High sequence coverage of proteins isolated from liquid separations of breast cancer cells using capillary electrophoresis-time-of-flight MS and MALDI-TOF MS mapping.

作者信息

Zhu Kan, Kim Jeongkwon, Yoo Chul, Miller Fred R, Lubman David M

机构信息

Department of Chemistry, The University of Michigan, Ann Arbor, Michigan 48109-1055, USA.

出版信息

Anal Chem. 2003 Nov 15;75(22):6209-17. doi: 10.1021/ac0346454.

DOI:10.1021/ac0346454
PMID:14616003
Abstract

A method has been developed for high sequence coverage analysis of proteins isolated from breast cancer cell lines. Intact proteins are isolated using multidimensional liquid-phase separations that permit the collection of individual protein fractions. Protein digests are then analyzed by both matrix-assisted laser desorption/ionization time-of-flight mass spectrometry (MALDI-TOF MS) peptide mass fingerprinting and by capillary electrophoresis-electrospray ionization (CE-ESI)-TOF MS peptide mapping. These methods can be readily interfaced to the relatively clean proteins resulting from liquid-phase fractionation of cell lysates with little sample preparation. Using combined sequence information provided by both mapping methods, 100% sequence coverage is often obtained for smaller proteins, while for larger proteins up to 75 kDa, over 90% coverage can be obtained. Furthermore, an accurate intact protein MW value (within 150 ppm) can be obtained from ESI-TOF MS. The intact MW together with high coverage sequence information provides accurate identification. More notably the high sequence coverage of CE-ESI-TOF MS together with the MS/MS information provided by the ion trap/reTOF MS elucidates posttranslational modifications, sequence changes, truncations, and isoforms that may otherwise go undetected when standard MALDI-MS peptide fingerprinting is used.
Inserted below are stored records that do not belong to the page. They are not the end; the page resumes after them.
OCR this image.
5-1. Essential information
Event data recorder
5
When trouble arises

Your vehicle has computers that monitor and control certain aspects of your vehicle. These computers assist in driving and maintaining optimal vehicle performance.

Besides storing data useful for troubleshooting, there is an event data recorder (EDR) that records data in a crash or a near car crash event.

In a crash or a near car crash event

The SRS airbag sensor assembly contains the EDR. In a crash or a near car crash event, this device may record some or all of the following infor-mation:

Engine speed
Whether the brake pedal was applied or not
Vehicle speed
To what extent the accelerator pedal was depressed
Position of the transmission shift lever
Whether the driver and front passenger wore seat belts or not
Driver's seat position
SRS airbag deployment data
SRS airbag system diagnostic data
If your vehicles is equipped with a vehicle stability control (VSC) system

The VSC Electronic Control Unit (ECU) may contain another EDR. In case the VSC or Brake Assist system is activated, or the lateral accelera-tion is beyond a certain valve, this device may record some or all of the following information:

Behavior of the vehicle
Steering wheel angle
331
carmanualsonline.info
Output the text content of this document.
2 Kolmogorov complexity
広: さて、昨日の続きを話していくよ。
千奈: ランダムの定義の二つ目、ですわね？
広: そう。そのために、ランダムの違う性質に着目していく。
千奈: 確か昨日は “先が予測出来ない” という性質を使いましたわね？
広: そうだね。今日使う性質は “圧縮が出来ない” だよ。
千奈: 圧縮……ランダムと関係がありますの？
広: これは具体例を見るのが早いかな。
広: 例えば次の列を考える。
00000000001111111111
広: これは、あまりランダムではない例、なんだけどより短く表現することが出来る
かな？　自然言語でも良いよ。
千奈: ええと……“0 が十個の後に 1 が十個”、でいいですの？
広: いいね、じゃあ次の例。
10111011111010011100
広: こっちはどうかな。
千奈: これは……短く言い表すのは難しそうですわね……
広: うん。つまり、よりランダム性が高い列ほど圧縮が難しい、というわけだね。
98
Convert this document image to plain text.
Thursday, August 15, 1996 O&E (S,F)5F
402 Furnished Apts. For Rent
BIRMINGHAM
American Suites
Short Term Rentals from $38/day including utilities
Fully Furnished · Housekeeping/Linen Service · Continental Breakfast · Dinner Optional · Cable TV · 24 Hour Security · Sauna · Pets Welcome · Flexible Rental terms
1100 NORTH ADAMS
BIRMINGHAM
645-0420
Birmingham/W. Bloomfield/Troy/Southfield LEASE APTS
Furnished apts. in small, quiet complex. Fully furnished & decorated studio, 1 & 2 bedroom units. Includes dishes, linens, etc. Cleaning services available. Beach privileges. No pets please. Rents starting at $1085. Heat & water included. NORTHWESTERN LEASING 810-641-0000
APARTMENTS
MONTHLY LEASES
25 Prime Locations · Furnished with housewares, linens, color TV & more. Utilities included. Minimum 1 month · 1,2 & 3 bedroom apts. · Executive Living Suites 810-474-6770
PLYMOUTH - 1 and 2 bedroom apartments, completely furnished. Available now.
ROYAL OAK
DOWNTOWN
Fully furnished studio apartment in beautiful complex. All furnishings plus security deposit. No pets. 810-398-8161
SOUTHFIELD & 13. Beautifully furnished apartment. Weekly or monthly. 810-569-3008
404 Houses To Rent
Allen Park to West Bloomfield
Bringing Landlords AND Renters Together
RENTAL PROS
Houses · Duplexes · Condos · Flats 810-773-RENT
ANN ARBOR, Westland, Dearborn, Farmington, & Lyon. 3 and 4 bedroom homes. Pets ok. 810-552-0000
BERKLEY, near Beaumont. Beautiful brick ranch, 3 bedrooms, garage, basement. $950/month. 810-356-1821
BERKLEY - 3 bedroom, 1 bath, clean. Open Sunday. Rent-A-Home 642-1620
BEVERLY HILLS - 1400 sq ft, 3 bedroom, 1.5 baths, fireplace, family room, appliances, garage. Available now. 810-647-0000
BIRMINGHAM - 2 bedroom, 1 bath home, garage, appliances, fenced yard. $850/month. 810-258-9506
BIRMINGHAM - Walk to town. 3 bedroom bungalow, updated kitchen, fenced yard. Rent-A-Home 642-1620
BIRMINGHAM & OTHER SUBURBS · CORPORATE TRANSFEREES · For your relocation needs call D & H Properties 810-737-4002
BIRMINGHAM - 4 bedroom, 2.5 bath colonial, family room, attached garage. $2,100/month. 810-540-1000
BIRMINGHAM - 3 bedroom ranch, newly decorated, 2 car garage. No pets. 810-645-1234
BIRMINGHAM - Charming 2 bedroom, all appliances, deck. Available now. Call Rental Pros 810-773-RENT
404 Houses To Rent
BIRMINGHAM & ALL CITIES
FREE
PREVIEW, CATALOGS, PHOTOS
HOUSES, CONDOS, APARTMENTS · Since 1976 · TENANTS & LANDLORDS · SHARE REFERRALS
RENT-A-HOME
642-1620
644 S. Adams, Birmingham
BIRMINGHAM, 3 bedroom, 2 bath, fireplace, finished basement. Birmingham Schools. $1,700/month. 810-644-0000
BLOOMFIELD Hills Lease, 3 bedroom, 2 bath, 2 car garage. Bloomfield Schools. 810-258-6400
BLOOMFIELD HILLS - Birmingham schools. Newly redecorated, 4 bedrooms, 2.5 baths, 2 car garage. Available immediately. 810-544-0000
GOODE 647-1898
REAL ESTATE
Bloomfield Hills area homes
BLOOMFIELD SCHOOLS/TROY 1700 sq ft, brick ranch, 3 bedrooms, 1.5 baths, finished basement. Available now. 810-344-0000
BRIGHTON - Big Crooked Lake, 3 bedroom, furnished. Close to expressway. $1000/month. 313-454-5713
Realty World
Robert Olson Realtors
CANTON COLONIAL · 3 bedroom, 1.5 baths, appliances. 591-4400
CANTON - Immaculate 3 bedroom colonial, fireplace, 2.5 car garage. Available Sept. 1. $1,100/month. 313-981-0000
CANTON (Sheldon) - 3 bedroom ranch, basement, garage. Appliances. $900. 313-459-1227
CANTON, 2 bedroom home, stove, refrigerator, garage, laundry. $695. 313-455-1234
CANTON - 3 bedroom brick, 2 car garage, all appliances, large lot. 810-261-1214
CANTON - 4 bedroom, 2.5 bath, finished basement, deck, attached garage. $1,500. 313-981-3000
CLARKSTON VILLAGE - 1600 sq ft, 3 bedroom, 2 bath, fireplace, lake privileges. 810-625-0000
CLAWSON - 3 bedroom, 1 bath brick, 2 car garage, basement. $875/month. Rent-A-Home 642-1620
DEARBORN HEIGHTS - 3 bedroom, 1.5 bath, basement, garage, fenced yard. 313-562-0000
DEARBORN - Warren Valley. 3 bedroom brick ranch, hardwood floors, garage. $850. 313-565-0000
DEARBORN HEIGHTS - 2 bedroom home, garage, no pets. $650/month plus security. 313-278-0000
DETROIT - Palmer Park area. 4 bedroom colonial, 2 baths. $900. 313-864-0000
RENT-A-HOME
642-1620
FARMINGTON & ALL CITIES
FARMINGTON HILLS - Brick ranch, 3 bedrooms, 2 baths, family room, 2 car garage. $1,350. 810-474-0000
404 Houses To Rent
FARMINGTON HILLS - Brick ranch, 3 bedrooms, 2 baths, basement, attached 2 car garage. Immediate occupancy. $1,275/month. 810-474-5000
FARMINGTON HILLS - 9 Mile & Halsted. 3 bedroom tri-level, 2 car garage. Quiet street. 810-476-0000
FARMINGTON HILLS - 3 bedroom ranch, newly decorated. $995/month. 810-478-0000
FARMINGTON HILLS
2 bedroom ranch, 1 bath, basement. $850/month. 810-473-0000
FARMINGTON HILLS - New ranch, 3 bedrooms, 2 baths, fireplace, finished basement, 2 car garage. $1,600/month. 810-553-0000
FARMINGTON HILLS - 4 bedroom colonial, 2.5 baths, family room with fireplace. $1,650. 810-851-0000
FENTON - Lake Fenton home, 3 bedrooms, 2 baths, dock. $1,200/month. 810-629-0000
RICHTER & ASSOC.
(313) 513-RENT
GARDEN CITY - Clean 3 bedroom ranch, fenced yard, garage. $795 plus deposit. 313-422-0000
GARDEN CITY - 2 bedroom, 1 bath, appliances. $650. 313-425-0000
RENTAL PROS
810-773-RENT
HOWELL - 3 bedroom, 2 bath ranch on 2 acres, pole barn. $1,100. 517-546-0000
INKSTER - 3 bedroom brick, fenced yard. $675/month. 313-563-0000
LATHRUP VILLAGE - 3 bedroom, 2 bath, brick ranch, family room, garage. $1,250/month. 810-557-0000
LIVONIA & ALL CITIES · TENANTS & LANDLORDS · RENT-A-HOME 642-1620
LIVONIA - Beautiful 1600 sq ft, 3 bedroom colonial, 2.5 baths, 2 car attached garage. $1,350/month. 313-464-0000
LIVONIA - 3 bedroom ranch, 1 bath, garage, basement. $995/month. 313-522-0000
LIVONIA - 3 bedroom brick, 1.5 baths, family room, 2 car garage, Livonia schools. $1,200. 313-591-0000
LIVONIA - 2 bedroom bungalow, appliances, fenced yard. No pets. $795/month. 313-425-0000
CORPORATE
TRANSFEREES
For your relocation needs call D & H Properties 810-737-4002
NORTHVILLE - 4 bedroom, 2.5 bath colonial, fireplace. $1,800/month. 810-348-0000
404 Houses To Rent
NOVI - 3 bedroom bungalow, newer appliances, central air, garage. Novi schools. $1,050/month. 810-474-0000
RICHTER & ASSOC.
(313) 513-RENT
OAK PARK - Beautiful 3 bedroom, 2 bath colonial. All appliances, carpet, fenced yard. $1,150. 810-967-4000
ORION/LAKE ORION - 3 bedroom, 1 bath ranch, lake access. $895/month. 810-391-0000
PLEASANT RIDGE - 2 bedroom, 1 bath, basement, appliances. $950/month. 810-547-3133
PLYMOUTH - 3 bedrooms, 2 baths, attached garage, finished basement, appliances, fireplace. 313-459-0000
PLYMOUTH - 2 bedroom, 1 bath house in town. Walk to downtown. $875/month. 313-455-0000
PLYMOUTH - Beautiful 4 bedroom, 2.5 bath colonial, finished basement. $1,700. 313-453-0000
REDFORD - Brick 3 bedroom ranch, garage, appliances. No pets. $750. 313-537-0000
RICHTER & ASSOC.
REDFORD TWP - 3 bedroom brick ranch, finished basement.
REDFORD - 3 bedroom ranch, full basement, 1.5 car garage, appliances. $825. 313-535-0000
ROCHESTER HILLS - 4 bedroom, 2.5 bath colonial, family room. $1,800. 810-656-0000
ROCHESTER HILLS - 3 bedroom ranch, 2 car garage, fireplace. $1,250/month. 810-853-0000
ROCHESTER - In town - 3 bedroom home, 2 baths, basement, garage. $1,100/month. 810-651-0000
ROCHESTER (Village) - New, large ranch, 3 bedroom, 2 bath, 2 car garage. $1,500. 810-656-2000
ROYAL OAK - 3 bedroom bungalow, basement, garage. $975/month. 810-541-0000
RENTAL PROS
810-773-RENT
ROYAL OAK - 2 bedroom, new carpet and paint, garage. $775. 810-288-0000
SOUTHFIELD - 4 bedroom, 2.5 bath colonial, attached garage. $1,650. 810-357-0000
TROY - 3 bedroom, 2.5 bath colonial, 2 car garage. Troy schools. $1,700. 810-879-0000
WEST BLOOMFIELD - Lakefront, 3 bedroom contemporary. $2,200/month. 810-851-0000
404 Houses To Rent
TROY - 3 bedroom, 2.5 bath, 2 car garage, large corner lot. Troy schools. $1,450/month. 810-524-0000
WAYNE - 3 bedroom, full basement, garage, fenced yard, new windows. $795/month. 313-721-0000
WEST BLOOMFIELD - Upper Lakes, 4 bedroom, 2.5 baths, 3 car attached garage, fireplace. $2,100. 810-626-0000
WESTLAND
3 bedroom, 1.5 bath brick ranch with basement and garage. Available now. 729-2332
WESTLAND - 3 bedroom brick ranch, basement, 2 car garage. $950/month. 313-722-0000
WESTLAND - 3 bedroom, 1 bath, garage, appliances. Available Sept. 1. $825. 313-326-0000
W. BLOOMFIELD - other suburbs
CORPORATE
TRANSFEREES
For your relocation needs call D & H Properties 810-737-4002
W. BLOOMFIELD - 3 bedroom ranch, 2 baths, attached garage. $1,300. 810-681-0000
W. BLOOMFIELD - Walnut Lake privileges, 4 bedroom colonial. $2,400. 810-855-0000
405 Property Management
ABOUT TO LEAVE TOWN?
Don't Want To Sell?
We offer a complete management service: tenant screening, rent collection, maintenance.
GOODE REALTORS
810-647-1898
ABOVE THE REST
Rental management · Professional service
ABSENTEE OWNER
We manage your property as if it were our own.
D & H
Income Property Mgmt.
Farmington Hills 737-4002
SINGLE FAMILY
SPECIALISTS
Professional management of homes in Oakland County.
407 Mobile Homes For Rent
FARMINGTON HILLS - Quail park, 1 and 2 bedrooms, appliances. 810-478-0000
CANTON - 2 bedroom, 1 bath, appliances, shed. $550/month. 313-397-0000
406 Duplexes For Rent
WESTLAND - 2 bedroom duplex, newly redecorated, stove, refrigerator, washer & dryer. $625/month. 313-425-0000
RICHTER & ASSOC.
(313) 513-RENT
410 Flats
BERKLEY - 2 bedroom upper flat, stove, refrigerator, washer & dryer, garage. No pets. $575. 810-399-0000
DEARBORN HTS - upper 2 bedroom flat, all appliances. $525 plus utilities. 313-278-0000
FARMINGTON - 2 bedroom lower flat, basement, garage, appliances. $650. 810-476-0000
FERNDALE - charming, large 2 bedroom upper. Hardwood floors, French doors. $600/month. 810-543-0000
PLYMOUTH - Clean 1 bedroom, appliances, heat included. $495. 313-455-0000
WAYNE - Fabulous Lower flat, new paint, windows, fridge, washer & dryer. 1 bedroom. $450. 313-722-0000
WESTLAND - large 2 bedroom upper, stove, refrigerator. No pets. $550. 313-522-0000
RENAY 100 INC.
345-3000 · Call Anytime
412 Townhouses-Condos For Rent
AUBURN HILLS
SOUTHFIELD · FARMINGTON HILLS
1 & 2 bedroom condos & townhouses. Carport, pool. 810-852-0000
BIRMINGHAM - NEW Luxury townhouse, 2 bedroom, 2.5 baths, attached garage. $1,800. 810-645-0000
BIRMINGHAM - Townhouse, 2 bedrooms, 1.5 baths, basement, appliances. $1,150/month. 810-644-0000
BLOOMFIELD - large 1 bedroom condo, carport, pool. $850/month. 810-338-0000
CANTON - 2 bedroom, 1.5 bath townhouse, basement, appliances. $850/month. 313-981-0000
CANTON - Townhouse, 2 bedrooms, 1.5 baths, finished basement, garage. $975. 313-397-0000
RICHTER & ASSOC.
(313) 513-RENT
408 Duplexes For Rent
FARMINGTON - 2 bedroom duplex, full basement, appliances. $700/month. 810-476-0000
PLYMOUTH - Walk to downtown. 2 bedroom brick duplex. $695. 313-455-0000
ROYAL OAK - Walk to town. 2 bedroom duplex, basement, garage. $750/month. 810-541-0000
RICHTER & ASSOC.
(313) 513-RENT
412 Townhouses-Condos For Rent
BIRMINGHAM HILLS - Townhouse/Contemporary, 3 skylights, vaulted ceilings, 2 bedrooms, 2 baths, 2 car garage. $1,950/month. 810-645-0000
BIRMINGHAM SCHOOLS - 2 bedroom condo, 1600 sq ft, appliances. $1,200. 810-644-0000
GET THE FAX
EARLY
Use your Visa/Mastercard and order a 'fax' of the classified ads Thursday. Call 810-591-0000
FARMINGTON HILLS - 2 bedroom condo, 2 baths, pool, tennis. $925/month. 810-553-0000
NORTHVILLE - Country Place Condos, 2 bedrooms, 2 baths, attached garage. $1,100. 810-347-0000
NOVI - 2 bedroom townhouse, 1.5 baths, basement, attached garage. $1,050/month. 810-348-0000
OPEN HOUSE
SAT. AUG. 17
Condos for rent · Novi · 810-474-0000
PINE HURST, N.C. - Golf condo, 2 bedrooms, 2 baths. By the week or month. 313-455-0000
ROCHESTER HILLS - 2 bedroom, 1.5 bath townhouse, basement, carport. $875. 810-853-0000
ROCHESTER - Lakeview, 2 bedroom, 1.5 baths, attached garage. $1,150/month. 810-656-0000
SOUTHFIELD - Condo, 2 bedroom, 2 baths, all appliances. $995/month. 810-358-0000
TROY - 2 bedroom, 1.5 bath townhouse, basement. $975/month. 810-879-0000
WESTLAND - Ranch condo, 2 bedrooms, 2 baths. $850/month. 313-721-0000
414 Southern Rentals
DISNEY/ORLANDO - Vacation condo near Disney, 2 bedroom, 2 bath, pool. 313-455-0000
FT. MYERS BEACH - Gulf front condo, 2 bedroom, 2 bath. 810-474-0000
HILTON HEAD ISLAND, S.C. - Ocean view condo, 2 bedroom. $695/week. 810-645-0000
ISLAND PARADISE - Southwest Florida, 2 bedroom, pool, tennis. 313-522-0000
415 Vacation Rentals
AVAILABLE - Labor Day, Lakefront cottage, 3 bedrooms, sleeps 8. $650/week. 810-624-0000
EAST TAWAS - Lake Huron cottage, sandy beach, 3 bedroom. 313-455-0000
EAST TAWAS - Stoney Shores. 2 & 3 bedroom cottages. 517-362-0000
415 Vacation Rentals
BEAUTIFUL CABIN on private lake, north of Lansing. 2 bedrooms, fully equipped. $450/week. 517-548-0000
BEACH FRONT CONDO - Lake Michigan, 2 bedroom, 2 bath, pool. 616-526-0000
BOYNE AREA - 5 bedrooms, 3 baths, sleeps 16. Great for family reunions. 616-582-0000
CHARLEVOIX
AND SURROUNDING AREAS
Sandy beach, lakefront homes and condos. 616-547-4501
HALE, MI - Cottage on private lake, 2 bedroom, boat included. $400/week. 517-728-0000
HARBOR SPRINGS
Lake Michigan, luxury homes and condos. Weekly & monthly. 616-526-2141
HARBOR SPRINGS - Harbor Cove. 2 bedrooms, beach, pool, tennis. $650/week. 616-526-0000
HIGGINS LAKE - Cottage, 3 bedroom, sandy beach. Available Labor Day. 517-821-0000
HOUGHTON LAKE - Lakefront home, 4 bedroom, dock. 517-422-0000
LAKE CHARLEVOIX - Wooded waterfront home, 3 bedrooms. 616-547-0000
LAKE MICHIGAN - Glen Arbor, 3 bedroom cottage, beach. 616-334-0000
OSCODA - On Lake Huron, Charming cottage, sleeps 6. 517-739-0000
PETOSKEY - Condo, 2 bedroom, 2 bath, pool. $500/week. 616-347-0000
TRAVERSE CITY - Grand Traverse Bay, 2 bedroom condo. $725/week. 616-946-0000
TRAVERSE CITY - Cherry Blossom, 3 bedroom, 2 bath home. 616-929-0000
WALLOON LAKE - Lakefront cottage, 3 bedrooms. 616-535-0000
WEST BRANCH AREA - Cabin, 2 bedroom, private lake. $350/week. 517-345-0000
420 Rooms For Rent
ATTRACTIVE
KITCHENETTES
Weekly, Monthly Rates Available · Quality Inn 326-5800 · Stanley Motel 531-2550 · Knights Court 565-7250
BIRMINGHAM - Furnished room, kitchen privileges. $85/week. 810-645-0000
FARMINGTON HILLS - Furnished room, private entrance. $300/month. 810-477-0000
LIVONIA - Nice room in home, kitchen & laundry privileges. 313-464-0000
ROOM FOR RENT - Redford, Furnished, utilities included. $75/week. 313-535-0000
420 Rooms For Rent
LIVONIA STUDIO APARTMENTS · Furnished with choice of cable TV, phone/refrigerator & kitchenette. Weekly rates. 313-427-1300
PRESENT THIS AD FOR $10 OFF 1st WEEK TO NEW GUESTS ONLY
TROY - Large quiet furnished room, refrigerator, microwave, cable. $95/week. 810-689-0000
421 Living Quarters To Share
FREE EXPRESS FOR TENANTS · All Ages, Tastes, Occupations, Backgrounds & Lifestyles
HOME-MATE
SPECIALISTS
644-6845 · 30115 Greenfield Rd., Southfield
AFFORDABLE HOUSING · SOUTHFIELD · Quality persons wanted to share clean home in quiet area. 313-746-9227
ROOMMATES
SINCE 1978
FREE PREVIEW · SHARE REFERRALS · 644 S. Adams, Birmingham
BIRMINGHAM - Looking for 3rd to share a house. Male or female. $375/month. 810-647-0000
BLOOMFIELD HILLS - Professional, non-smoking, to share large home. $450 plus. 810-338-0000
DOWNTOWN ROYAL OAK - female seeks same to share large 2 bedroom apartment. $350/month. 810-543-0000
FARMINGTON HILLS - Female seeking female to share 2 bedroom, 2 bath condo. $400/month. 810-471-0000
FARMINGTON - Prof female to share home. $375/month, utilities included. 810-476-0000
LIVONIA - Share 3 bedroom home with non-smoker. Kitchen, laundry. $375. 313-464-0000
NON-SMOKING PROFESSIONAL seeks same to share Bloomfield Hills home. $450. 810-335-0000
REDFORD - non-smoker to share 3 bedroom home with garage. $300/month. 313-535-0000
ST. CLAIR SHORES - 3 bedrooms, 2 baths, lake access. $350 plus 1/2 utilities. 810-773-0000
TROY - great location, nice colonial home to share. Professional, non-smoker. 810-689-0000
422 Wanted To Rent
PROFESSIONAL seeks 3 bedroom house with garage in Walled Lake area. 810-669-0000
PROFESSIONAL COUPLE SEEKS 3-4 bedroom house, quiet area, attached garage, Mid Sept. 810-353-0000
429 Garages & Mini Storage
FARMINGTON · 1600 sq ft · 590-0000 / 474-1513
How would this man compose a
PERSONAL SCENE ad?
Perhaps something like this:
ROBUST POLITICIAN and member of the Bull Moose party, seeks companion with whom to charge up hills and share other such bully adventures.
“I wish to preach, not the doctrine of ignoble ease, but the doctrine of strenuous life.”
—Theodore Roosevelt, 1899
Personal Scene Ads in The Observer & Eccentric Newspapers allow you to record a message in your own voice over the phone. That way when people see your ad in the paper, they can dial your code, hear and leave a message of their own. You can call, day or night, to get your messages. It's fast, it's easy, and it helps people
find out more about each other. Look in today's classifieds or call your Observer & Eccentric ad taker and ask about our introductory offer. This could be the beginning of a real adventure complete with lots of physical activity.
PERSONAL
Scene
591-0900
This capability is critical in the analysis of human cancer cells where large numbers of expressed proteins are modified, and these modifications may play an important role in the cancer process.

摘要

已开发出一种用于对从乳腺癌细胞系中分离的蛋白质进行高序列覆盖率分析的方法。使用多维液相分离技术分离完整蛋白质,该技术允许收集各个蛋白质组分。然后通过基质辅助激光解吸/电离飞行时间质谱(MALDI-TOF MS)肽质量指纹图谱和毛细管电泳-电喷雾电离(CE-ESI)-TOF MS肽图谱分析蛋白质消化产物。这些方法可以很容易地与细胞裂解物液相分级分离得到的相对纯净的蛋白质相连接,几乎无需样品制备。利用两种图谱方法提供的组合序列信息,对于较小的蛋白质通常可获得100%的序列覆盖率,而对于高达75 kDa的较大蛋白质,可获得超过90%的覆盖率。此外,可从ESI-TOF MS获得准确的完整蛋白质分子量值(误差在150 ppm以内)。完整的分子量与高覆盖率的序列信息提供了准确的鉴定。更值得注意的是,CE-ESI-TOF MS的高序列覆盖率以及离子阱/reTOF MS提供的MS/MS信息阐明了翻译后修饰、序列变化、截短和异构体,而使用标准MALDI-MS肽指纹图谱时这些可能无法检测到。这种能力在分析大量表达的蛋白质被修饰且这些修饰可能在癌症过程中起重要作用的人类癌细胞时至关重要。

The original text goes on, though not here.